Unsteady shock-wave reflection and interaction in viscous flow with thermal and chemical nonequilibrium

Numerical simulations were used to study steady shock/boundary layer interactions and self-sustained unsteady hypersonic type IV shock-shock interference heating problems with nonequilibrium real gas effects. The emphasis of the investigation was on the effects of internal thermochemical excitation on surface heating rates, skin friction, and flow field unsteadiness of the viscous shock interactions. The multicomponent Navier-Stokes equations with nonequilibrium rotational, vibrational, and chemical models for five-species air were solved using a finite-volume, second-order TVD scheme together with a new third-order semi-implicit Runge-Kutta scheme.

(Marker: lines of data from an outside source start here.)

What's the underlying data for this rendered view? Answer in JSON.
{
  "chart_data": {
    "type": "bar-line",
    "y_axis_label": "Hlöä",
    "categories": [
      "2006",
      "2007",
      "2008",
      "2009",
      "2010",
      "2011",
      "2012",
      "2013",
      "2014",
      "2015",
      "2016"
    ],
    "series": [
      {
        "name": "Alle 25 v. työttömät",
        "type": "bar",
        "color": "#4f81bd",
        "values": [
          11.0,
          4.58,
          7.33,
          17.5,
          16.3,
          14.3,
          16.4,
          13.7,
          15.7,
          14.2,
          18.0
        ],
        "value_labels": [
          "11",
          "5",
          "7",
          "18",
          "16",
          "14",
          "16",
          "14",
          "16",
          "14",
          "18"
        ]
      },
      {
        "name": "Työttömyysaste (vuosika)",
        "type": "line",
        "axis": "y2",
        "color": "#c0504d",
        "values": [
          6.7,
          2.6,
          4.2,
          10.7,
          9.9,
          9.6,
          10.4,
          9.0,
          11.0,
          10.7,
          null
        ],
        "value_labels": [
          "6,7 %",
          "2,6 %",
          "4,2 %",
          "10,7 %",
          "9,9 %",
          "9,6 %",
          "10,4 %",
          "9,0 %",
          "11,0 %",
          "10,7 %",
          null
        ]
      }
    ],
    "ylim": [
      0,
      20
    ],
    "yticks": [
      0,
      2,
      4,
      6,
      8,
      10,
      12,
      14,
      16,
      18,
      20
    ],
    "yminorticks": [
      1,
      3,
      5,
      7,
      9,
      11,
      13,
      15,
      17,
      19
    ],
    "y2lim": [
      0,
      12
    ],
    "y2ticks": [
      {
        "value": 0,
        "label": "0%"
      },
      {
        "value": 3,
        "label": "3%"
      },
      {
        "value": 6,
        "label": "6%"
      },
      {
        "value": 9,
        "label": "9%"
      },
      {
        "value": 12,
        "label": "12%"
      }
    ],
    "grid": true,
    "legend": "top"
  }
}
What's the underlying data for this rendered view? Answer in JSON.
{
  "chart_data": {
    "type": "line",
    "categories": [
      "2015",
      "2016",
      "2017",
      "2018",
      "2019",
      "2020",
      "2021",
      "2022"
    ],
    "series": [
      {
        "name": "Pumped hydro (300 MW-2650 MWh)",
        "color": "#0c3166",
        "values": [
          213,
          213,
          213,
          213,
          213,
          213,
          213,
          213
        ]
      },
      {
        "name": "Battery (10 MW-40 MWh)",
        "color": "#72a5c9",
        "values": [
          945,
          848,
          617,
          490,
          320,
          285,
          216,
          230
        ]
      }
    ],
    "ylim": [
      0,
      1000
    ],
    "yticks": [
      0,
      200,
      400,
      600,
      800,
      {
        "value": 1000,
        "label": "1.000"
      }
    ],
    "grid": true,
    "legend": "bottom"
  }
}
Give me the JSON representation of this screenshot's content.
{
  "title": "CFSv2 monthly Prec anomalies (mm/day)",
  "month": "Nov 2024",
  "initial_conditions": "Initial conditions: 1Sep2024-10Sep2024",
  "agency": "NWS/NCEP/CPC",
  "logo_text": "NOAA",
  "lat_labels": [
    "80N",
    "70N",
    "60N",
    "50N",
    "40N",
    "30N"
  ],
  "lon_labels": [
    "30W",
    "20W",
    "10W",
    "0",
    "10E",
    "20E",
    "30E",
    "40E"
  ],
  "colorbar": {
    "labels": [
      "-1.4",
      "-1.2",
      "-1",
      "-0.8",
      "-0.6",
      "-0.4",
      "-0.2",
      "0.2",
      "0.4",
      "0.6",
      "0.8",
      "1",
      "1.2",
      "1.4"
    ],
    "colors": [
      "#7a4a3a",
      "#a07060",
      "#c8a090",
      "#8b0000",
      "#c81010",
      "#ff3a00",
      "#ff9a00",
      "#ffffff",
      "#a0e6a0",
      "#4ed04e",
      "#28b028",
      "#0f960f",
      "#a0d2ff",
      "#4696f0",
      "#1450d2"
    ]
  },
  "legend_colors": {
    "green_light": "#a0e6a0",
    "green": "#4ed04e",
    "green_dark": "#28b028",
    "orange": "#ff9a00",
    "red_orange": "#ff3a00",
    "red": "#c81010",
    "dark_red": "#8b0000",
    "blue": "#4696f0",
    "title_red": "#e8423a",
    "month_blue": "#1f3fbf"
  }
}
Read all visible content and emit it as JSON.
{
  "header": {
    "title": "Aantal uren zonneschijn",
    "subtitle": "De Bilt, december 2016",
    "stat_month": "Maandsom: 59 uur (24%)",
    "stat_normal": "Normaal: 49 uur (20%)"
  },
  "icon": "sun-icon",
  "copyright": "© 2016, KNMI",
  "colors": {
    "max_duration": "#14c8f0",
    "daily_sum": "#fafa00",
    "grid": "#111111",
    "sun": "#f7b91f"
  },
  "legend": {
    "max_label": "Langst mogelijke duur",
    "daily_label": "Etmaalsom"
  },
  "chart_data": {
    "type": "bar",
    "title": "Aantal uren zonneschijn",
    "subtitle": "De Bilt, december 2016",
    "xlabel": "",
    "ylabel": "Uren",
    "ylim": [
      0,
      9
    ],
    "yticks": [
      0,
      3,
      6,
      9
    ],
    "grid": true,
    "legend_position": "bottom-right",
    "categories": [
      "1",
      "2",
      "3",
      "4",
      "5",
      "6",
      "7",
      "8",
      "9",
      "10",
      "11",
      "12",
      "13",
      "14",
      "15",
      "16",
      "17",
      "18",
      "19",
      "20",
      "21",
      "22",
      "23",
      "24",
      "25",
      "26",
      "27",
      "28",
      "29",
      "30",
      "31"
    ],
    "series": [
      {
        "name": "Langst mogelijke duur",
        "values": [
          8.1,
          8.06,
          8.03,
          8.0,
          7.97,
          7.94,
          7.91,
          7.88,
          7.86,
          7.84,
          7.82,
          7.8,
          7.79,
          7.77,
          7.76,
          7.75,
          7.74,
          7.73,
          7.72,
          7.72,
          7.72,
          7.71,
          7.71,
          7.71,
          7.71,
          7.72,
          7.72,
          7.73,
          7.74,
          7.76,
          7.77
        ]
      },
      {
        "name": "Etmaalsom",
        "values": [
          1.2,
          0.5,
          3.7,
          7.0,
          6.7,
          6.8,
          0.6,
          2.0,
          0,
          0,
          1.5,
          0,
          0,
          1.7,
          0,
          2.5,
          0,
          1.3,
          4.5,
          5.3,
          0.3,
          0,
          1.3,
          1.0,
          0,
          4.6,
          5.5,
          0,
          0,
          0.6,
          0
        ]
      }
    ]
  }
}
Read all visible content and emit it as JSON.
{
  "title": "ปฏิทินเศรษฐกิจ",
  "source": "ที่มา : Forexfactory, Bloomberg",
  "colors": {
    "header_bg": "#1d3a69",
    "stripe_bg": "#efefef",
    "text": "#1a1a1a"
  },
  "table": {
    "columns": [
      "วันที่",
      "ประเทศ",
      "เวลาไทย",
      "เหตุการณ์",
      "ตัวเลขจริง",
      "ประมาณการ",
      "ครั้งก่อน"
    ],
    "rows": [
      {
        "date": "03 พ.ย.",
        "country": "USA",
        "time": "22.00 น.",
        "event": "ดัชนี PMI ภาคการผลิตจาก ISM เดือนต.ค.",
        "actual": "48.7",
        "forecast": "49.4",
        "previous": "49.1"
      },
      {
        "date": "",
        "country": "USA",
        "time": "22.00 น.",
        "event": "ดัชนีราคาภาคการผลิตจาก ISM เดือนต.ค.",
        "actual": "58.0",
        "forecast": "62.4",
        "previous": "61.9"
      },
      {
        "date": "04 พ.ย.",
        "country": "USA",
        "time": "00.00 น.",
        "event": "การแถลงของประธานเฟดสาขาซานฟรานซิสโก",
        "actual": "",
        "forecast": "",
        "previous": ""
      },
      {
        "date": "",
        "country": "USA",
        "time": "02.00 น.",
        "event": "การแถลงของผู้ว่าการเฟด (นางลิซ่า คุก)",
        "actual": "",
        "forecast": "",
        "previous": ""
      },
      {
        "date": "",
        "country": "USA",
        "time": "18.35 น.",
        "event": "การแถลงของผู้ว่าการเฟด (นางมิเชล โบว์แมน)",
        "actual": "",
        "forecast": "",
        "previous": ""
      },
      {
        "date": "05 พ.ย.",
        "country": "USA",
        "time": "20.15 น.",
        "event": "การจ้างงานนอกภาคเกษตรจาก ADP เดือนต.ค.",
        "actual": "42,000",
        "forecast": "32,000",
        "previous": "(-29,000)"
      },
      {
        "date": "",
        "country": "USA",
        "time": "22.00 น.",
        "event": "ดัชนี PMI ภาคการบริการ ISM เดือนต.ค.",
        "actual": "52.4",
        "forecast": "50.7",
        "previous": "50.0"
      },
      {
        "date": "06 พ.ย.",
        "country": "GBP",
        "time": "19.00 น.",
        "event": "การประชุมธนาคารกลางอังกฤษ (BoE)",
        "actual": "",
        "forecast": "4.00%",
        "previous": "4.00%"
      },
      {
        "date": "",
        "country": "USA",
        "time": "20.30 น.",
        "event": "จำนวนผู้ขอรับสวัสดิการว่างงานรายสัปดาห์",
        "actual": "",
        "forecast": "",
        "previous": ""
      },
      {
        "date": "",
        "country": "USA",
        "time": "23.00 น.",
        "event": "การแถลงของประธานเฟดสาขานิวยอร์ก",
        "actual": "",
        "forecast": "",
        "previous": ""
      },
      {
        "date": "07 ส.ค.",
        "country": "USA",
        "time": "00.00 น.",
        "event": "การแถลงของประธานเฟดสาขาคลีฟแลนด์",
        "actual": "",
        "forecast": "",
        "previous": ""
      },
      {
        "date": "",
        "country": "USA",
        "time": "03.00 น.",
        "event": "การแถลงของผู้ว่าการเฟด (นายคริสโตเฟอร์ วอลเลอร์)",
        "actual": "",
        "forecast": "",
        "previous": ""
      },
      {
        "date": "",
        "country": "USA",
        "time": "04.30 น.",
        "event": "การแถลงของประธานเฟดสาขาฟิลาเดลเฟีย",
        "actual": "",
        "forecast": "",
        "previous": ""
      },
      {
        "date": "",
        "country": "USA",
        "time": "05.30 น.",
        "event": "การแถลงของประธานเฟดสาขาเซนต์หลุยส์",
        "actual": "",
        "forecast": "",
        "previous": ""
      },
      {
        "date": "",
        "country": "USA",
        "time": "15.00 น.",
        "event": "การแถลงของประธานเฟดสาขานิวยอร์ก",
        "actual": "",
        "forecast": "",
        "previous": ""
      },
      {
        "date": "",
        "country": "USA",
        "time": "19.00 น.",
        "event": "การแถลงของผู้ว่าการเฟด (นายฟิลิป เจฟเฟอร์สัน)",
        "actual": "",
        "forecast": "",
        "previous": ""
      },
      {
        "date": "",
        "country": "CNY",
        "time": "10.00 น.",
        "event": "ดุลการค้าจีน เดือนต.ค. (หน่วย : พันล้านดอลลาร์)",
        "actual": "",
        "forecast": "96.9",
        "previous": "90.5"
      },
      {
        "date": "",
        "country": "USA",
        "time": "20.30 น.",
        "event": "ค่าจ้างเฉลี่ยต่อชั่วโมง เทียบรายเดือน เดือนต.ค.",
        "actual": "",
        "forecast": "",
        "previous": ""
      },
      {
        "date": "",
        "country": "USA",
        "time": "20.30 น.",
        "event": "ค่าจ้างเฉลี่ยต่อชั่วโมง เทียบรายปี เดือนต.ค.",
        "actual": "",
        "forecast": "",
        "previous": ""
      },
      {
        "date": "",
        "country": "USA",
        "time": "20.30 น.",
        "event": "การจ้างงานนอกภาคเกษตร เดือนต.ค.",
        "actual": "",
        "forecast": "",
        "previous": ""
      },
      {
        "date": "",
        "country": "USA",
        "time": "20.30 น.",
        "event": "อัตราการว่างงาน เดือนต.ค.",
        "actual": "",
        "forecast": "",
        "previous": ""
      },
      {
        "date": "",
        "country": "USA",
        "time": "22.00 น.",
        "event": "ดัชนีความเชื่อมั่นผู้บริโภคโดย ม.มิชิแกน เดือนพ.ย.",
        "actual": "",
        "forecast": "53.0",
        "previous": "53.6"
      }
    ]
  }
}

For a steady shock/boundary layer interaction on a flat plate, it was found that the real gas effects reduced the size of the shock induced separation bubble and the magnitude of the surface heating rates. For the shock-shock interference flow of nitrogen over a cylinder at Mach 8, the results showed that type IV shock-shock interference heating flows with real gas effects were inherently unsteady. The degree of the unsteadiness was related to the location of the jet impingement on the cylinder relative to the stagnation point. For certain impingement positions, vortices were generated and shed off near the jet impingement point. This periodic shedding of the vortices contributed to the self-sustained oscillations of both the jet and other parts of the flow field. The effect of thermochemical nonequilibrium was observed to be a decrease in the peak surface pressure enhancement and an increase in peak surface heating enhancement, relative to a perfect gas flow of the same freestream conditions. The nonequilibrium cases exhibited a higher oscillation frequency and wider range of variation over a cycle than did the perfect gas flows.